HAARLEMMERMEER - Luchtvaartmaatschappijen die vanaf Lelystad Airport willen vliegen, moeten daarvoor een deel van hun vluchten op Schiphol opgeven. Alleen zo kan voorkomen worden dat prijsvechters te veel marktaandeel winnen. Dat zegt KLM-topman Pieter Elbers in de Volkskrant, in aanloop naar een hoorzitting over het luchtvaartbeleid in de Tweede Kamer.
Elbers wil dat de budgetmaatschappijen Schiphol verlaten omdat KLM door hun expansiedrift geen ruimte meer heeft om te groeien.
De KLM-topman waarschuwt dat met Lelystad Airport hetzelfde kan gebeuren als met Eindhoven Airport. Daar hebben prijsvechters zich gevestigd, zonder dat zij in ruil ruimte inleverden op Schiphol.

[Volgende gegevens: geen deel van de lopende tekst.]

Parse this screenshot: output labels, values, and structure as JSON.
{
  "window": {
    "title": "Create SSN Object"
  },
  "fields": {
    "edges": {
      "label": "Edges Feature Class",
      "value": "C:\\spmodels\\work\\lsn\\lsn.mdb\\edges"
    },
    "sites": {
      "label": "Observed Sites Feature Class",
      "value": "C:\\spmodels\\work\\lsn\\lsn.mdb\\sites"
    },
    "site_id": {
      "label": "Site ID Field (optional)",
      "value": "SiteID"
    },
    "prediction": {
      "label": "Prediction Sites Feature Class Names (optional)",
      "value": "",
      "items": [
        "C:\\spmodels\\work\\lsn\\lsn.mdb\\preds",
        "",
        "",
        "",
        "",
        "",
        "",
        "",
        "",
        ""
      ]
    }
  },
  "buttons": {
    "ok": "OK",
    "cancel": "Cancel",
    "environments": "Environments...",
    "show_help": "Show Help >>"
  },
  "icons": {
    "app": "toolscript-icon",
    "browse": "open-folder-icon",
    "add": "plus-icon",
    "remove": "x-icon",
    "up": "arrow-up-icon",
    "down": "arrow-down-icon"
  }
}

“Eindhoven is volgelopen zonder dat er luchtvaartmaatschappijen van Schiphol zijn vertrokken”, zegt Elbers. “Alleen onze dochter Transavia verplaatste vluchten, de andere maatschappijen bleven gewoon.”
Spelregels
Elbers dring aan op een striktere naleving van het voorkeursbeleid. “De ervaring leert ons dat het voorgenomen voorkeursbeleid niet uit zichzelf tot uitvoering komt. Dus moet Schiphol van tevoren de spelregels voor Lelystad bepalen. Wie plekken opgeeft op Schiphol, krijgt voorrang voor de nieuwe plekken op Lelystad Airport."
Wat voor KLM goed is, is voor Nederland goed, stelt hij. “Een eerste vlucht naar Bangalore voegt meer toe dan de zoveelste naar Barcelona. Dat zal iedere luchtvaarteconoom met me eens zijn. Voor buitenlandse ondernemingen is bereikbaarheid een belangrijke reden zich in Amsterdam te vestigen. Bedrijven als het Chinese Huawei of het Japanse Yamaha zetten hier hun Europese hoofdkantoor neer, omdat ze vanaf Schiphol de hele wereld kunnen bereiken."